Gabi took time out from her own busy timetable at Leeds City College to help to nurture him. “I was involved with him taking his first steps and crerating his first words,” she says, “helping him to speak long and complex sentences. This fed into my college work and without college I would not be where I am today.”
Having completed the two-year A-level-equivalent extended diploma in childcare, 19-year-old Gabi is now in charge of eight one- and two-year-old “Finley Joes” at Asquith Nursery. “We nurse children, meet their most basic and individual needs and give the education – learning through play – that helps them develop social skills, language and communication. It is important that all children are given equal opportunity, a chance in life to develop. That’s what I’m there for.”
Gabi is not untypical of many opting for childcare; leaving school with a vague wish to be an English teacher but having poor GCSEs, she revised her ambitions. “I thought maybe I would be a nursery nurse as I wanted to work with children,” she says. The college course, however, opened her eyes to much more. After struggling at the start, within a year she blossomed because, she says, “the tutors gave me constant support throughout”. Now a full-time childcarer, Gabi also plans to do a degree part time in nutritional science for children.

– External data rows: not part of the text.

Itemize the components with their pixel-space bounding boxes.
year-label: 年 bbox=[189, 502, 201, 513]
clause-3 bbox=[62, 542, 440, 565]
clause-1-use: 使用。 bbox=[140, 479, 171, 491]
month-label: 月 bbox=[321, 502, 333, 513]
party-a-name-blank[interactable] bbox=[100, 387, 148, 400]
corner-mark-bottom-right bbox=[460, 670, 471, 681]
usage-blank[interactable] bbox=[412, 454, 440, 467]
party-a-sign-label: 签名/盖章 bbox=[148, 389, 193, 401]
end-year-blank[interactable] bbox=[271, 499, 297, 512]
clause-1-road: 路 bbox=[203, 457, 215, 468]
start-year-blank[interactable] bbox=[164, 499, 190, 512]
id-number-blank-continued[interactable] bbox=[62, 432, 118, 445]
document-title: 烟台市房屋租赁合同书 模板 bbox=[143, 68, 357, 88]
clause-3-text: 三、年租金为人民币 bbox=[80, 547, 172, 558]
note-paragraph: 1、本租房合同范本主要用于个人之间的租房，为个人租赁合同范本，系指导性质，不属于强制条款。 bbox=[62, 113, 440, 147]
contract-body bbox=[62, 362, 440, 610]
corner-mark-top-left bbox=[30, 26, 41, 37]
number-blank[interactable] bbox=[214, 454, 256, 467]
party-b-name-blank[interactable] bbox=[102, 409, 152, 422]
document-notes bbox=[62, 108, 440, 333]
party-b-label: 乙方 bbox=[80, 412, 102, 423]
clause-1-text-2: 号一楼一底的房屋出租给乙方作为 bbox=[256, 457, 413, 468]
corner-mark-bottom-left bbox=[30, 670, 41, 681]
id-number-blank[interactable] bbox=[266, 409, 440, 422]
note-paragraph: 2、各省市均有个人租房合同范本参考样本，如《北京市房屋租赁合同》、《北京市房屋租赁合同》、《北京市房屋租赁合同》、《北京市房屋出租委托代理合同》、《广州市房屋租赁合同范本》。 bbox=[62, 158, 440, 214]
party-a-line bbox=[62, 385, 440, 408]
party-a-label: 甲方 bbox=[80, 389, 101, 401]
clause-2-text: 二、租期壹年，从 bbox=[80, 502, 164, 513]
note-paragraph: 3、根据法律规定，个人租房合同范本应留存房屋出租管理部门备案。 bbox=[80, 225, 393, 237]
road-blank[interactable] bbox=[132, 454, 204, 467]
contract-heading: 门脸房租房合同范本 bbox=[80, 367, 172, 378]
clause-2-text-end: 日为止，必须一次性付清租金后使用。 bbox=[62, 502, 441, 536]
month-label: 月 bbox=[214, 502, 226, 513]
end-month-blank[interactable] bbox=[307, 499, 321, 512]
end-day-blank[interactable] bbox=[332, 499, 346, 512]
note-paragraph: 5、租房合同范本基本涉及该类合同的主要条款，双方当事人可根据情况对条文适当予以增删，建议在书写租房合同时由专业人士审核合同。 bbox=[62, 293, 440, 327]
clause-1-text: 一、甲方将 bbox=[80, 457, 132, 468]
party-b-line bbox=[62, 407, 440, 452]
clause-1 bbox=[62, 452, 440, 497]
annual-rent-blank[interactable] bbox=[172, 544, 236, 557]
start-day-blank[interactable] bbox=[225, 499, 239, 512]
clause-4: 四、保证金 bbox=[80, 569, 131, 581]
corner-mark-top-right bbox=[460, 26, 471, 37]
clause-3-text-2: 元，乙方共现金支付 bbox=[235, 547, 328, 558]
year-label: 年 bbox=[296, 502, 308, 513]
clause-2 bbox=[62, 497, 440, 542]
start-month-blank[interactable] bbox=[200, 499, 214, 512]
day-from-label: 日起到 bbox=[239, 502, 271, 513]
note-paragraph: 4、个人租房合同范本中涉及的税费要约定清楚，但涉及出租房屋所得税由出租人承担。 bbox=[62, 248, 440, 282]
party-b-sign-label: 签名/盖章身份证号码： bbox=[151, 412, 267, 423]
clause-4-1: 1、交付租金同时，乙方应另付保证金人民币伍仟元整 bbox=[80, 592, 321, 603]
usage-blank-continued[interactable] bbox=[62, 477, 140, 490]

Leeds City College is outstanding for childcare training, say Ofsted and the Council for Awards in Care, Health and Education (Cache), the oldest and largest of childcare-training awarding bodies. More than 500 students are on courses from Entry Level (pre-GCSE) to Level 5 (degree), with a huge increase over the coming months at the request of the local authority. Following a coalition-government £1bn pledge of free childcare places in England for an additional 260,000 of the most disadvantaged two-year-olds by 2014, demand for more trained carers should rise by more than 50,000.
But part-time care costs on average £5,000 a year for parents who pay, and the challenge in the recession, David Cameron says, is to keep costs down. Launching the National Childcare Commission in June, he said: “We will do all we can to reduce the cost of childcare for parents and make sure they have affordable, high-quality places.” He put the then-Education minister Sarah Teather and the Work and Pensions Under-Secretary Maria Miller in charge, to report back later this autumn with recommendations on costs and training.
There are, however, real concerns among Cache officials, college leaders and other training groups that quality training will be sacrificed to cut costs, despite recommendations from an official review of qualifications this summer for tougher training. Professor Cathy Nutbrown, the review’s chair, said the entry bar for training should be raised to A-level (Level 3) minimum, arguing that costs could be constrained by increasing the size of the groups professionals should expect to manage.
However, a parallel report by the Conservative MP Elizabeth Truss, for the think tank CentreForum, calls for wholesale deregulation and cost cutting, with a “mums’ army” of volunteers effectively running the show. Teather’s sympathies are with Nutbrown, but she is now out of the frame, replaced as minister by David Laws in Cameron’s reshuffle. Truss was made Education minister with responsibility for childcare. So, even if the mums’-army idea may have receded, the more draconian approach of Truss’s looks likely, since a central part of Cameron’s remit to the commission is to “relax the rules”, cut costs and scrap unnecessary red tape, giving employers greater discretion.
When an extra £100m in capital spending for nursery-age children was announced by Deputy Prime Minister Nick Clegg at the Liberal Democrat Party conference last month, there was considerable hype and no mention of the original £1bn pledge. The new cash will not meet the training needs.